A internet de quinta geração também proporcionará maior segurança ao paciente devido à velocidade e confiabilidade da rede. “Em uma UTI, os equipamentos vão dando sinais, vão falando sobre os pacientes. Se essas informações chegarem mais rapidamente para o médico que coordena uma UTI, esse paciente vai ter mais segurança, sabendo que os dados são transmitidos em tempo real”, explica Cerri.

Em outro projeto no qual o InovaHC está envolvido, executado no Instituto do Câncer do Estado de São Paulo (Icesp), o 5G já foi testado no centro cirúrgico para o monitoramento de dados vitais de um paciente. Na experiência, foram avaliadas variáveis como latência, velocidade, estabilidade e segurança.

No setor privado, o HCor começa a testar a rede 5G em parceria com uma empresa nacional de telefonia. Segundo o superintendente de TI do hospital e coordenador do Grupo de Trabalho de Tecnologia e Inovação da Associação Nacional dos Hospitais Privados (Anahp), Alex Vieira, no momento são feitas simulações da rede internalizando o 5G com o objetivo de reduzir o custo de infraestrutura. O próximo passo será a execução de um projeto-piloto de informatização das ambulâncias para aprimorar a conectividade desses pontos remotos de atendimento.

“Mesmo as grandes empresas de saúde ainda estão em momento de teste. Eu vejo que, para isso se popularizar ainda mais, vão alguns anos. O momento, hoje, é de experimentação. Como é uma tecnologia muito nova, ainda não sabemos quais são todos os ganhos que o 5G pode ter”, afirma.

Nesse contexto, o papel das instituições que estão na vanguarda será o de compartilhar os resultados para contribuir com a distribuição da rede no território nacional. “As outras vão a reboque, aproveitando esse conhecimento que será gerado nas grandes instituições, que têm uma verba maior para esse tipo de investimento. De qualquer forma, todo o setor de saúde será beneficiado por esses testes realizados agora”.

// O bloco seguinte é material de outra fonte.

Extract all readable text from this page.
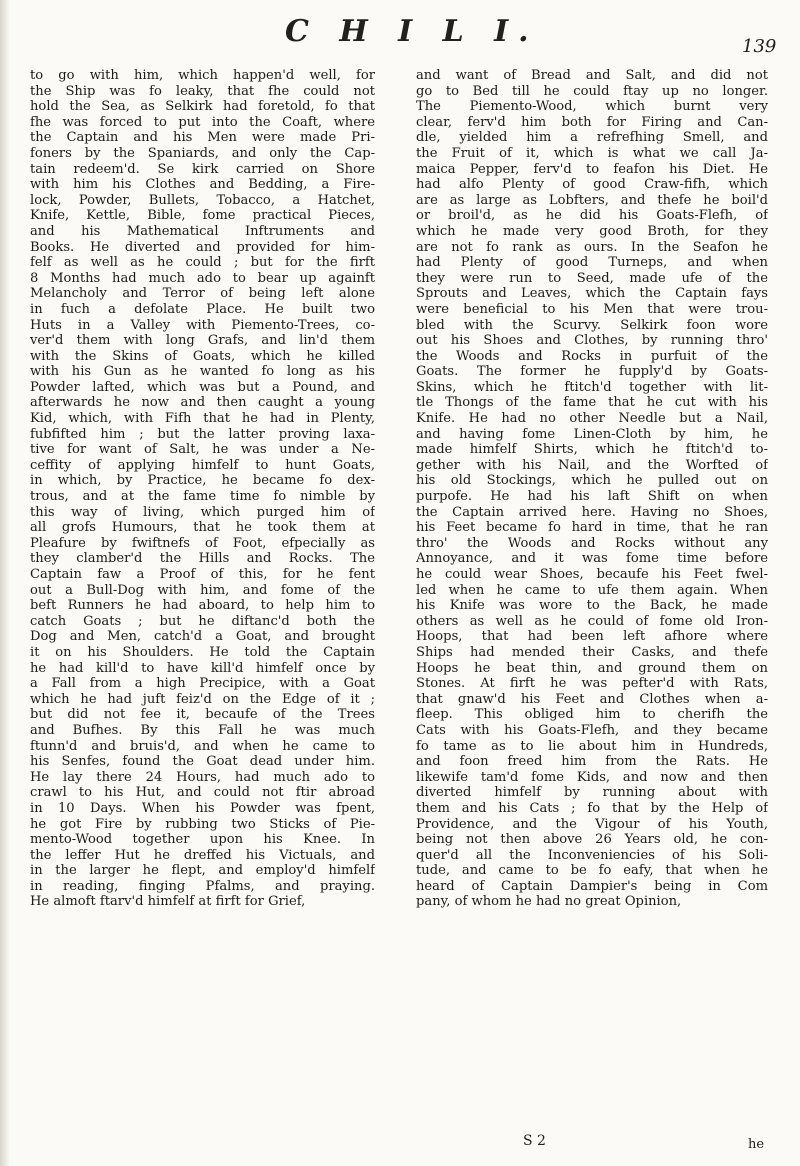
C H I L I.	139
to go with him, which happen'd well, for
the Ship was fo leaky, that fhe could not
hold the Sea, as Selkirk had foretold, fo that
fhe was forced to put into the Coaft, where
the Captain and his Men were made Pri-
foners by the Spaniards, and only the Cap-
tain redeem'd. Se kirk carried on Shore
with him his Clothes and Bedding, a Fire-
lock, Powder, Bullets, Tobacco, a Hatchet,
Knife, Kettle, Bible, fome practical Pieces,
and his Mathematical Inftruments and
Books. He diverted and provided for him-
felf as well as he could ; but for the firft
8 Months had much ado to bear up againft
Melancholy and Terror of being left alone
in fuch a defolate Place. He built two
Huts in a Valley with Piemento-Trees, co-
ver'd them with long Grafs, and lin'd them
with the Skins of Goats, which he killed
with his Gun as he wanted fo long as his
Powder lafted, which was but a Pound, and
afterwards he now and then caught a young
Kid, which, with Fifh that he had in Plenty,
fubfifted him ; but the latter proving laxa-
tive for want of Salt, he was under a Ne-
ceffity of applying himfelf to hunt Goats,
in which, by Practice, he became fo dex-
trous, and at the fame time fo nimble by
this way of living, which purged him of
all grofs Humours, that he took them at
Pleafure by fwiftnefs of Foot, efpecially as
they clamber'd the Hills and Rocks. The
Captain faw a Proof of this, for he fent
out a Bull-Dog with him, and fome of the
beft Runners he had aboard, to help him to
catch Goats ; but he diftanc'd both the
Dog and Men, catch'd a Goat, and brought
it on his Shoulders. He told the Captain
he had kill'd to have kill'd himfelf once by
a Fall from a high Precipice, with a Goat
which he had juft feiz'd on the Edge of it ;
but did not fee it, becaufe of the Trees
and Bufhes. By this Fall he was much
ftunn'd and bruis'd, and when he came to
his Senfes, found the Goat dead under him.
He lay there 24 Hours, had much ado to
crawl to his Hut, and could not ftir abroad
in 10 Days. When his Powder was fpent,
he got Fire by rubbing two Sticks of Pie-
mento-Wood together upon his Knee. In
the leffer Hut he dreffed his Victuals, and
in the larger he flept, and employ'd himfelf
in reading, finging Pfalms, and praying.
He almoft ftarv'd himfelf at firft for Grief,
and want of Bread and Salt, and did not
go to Bed till he could ftay up no longer.
The Piemento-Wood, which burnt very
clear, ferv'd him both for Firing and Can-
dle, yielded him a refrefhing Smell, and
the Fruit of it, which is what we call Ja-
maica Pepper, ferv'd to feafon his Diet. He
had alfo Plenty of good Craw-fifh, which
are as large as Lobfters, and thefe he boil'd
or broil'd, as he did his Goats-Flefh, of
which he made very good Broth, for they
are not fo rank as ours. In the Seafon he
had Plenty of good Turneps, and when
they were run to Seed, made ufe of the
Sprouts and Leaves, which the Captain fays
were beneficial to his Men that were trou-
bled with the Scurvy. Selkirk foon wore
out his Shoes and Clothes, by running thro'
the Woods and Rocks in purfuit of the
Goats. The former he fupply'd by Goats-
Skins, which he ftitch'd together with lit-
tle Thongs of the fame that he cut with his
Knife. He had no other Needle but a Nail,
and having fome Linen-Cloth by him, he
made himfelf Shirts, which he ftitch'd to-
gether with his Nail, and the Worfted of
his old Stockings, which he pulled out on
purpofe. He had his laft Shift on when
the Captain arrived here. Having no Shoes,
his Feet became fo hard in time, that he ran
thro' the Woods and Rocks without any
Annoyance, and it was fome time before
he could wear Shoes, becaufe his Feet fwel-
led when he came to ufe them again. When
his Knife was wore to the Back, he made
others as well as he could of fome old Iron-
Hoops, that had been left afhore where
Ships had mended their Casks, and thefe
Hoops he beat thin, and ground them on
Stones. At firft he was pefter'd with Rats,
that gnaw'd his Feet and Clothes when a-
fleep. This obliged him to cherifh the
Cats with his Goats-Flefh, and they became
fo tame as to lie about him in Hundreds,
and foon freed him from the Rats. He
likewife tam'd fome Kids, and now and then
diverted himfelf by running about with
them and his Cats ; fo that by the Help of
Providence, and the Vigour of his Youth,
being not then above 26 Years old, he con-
quer'd all the Inconveniencies of his Soli-
tude, and came to be fo eafy, that when he
heard of Captain Dampier's being in Com
pany, of whom he had no great Opinion,
S 2	he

Para o especialista, uma das grandes vantagens da internet de quinta geração será a melhora na capilaridade da saúde. Alex Vieira acredita que o caminho até as comunidades afastadas dos grandes centros ainda está distante e será demorado, mas que esses lugares serão os principais favorecidos pela tecnologia.

“O 5G vai beneficiar quem não tem acesso, hoje, à tecnologia de ponta. Vai dar maior possibilidade para que clínicas e hospitais, distantes ou pequenos, que não têm muito dinheiro para fazer investimento, possam conseguir ter uma infraestrutura de conectividade adequada para conseguir gerar, de fato, qualidade nos seus atendimentos de saúde”, avalia Alex Vieira.

Interação público-privada

Em prol dessa expansão do uso do 5G na saúde, a colaboração entre a esfera pública e a privada, bem como a integração entre instituições de segmentos distintos, já se faz presente e será importante para a ampliação do acesso.

“Todos esses modelos que nós construímos se baseiam na colaboração público-privada, e o que nós construímos aqui vai servir para o público e para o privado, mas damos muita importância para o setor público, que atende a população que tem menos acesso. Por isso, certamente, o setor privado também começa a enxergar essa incorporação do 5G como um fator fundamental para a oferta de saúde digital”, afirma o presidente do InovaHC.

Na visão de Alex Vieira, haverá mais barreiras de implementação do 5G no sistema público devido à necessidade de realização de contratações por meio de licitações, mas a relação público-privada poderá acelerar a chegada da inovação de outras maneiras. Um dos exemplos de como isso pode acontecer, na prática, é o Programa de Apoio ao Desenvolvimento Institucional do Sistema Único de Saúde (PROADI-SUS).

“Os hospitais de referência podem apoiar diretamente a transformação do meio público por meio do 5G. Podemos aproveitar a nossa experiência com esses modelos e testes para fazer essa imersão, também, dentro do setor público”, diz o coordenador do Grupo de Trabalho de Tecnologia e Inovação da Anahp.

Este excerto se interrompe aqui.